Can sensors constantly sample patients’ antibiotic levels?

A team at Imperial College, London, has developed the sensor that constantly samples patients’ antibiotic levels.

The sensor can show how a patient has reacted to the type of antibiotic they have been given. Experts said the technique showed promise but needed more work to make it reliable enough to use in hospitals, reports BBC.

STEADY SAMPLE

Dr Timothy Rawson, who helped develop the sensor, said it had the potential to produce results much more quickly than current practice.

Existing methods of monitoring response to treatment tend to be slower and involve frequent blood tests, he said.

“By using a simple patch on the skin of the arm, or potentially at the site of infection, it could tell us how much of a drug is being used by the body and provide us with vital medical information, in real time,” he told reporters.

antibiotic levels

The sensor is the size of a small plaster that has tiny needles on its underside which can be coated with enzymes tuned to react to different drugs.

The needles are many times thinner than a human hair and are small enough to slip between skin cells. This lets them sample body fluids as they flow between cells.

The array of needles sample fluids 200 times a second and can detect tiny changes that indicate how patients are reacting after being injected with antibiotics.

The information the patch gathers could help ensure patients get the right amount of antibiotics and could swiftly spot adverse reactions, said the researchers.

The tests measured responses to penicillin but, said the researchers, the needles could be coated with enzymes for many different types of antibiotic.

Until now, micro-needle sensors have been used to monitor blood sugar levels but the Imperial work is believed to be the first use of such devices for monitoring antibiotic use.

Details of a small scale medical trial of the non-invasive technique have been published in the Lancet’s digital health journal.
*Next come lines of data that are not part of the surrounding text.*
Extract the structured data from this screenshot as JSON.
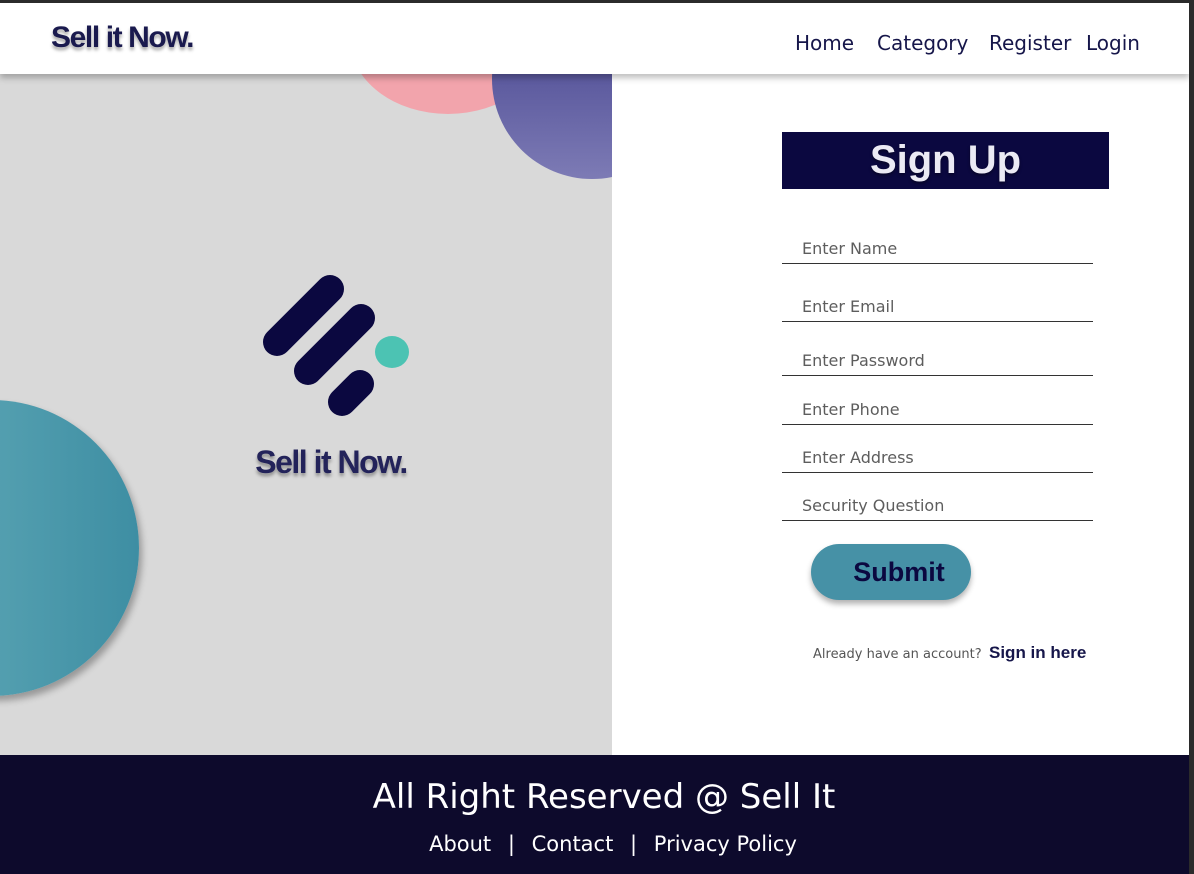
{
  "header": {
    "brand": "Sell it Now.",
    "nav": [
      "Home",
      "Category",
      "Register",
      "Login"
    ]
  },
  "hero": {
    "logo_text": "Sell it Now."
  },
  "form": {
    "title": "Sign Up",
    "fields": {
      "name": "Enter Name",
      "email": "Enter Email",
      "password": "Enter Password",
      "phone": "Enter Phone",
      "address": "Enter Address",
      "security": "Security Question"
    },
    "submit_label": "Submit",
    "already_text": "Already have an account?",
    "signin_label": "Sign in here"
  },
  "footer": {
    "copyright": "All Right Reserved @ Sell It",
    "links": [
      "About",
      "Contact",
      "Privacy Policy"
    ],
    "separator": "|"
  },
  "colors": {
    "navy": "#0b0840",
    "brand_text": "#1a1a4e",
    "teal": "#4691a6",
    "mint_dot": "#4cc3b3",
    "pink": "#f2a4ac",
    "purple": "#3c3a88",
    "footer_bg": "#0d0a2c",
    "panel_gray": "#d9d9d9"
  }
}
The researchers said the sensor produced results close to the “gold standard” obtained by regular blood tests.

If future larger-scale tests proved successful, said Dr Rawson, the technology could help reduce drug-resistant infections, help manage serious infections and save the NHS money.

Aiden Doherty, group leader in biomedical data science at the University of Oxford, said the trial showed the “potential” of wearable sensors to continually monitor health without subjecting patients to unpleasant procedures.

However, he said, the research was an “early study” and a lot more work was needed to make the technology reliable enough for clinical use.

“Much larger clinical tests will be needed in specific patient populations too, such as those at risk of sepsis,” he told reporters.

“So while encouraging, years of careful work are required before micro-needles can be routinely used in hospitals for antibiotic drug monitoring.”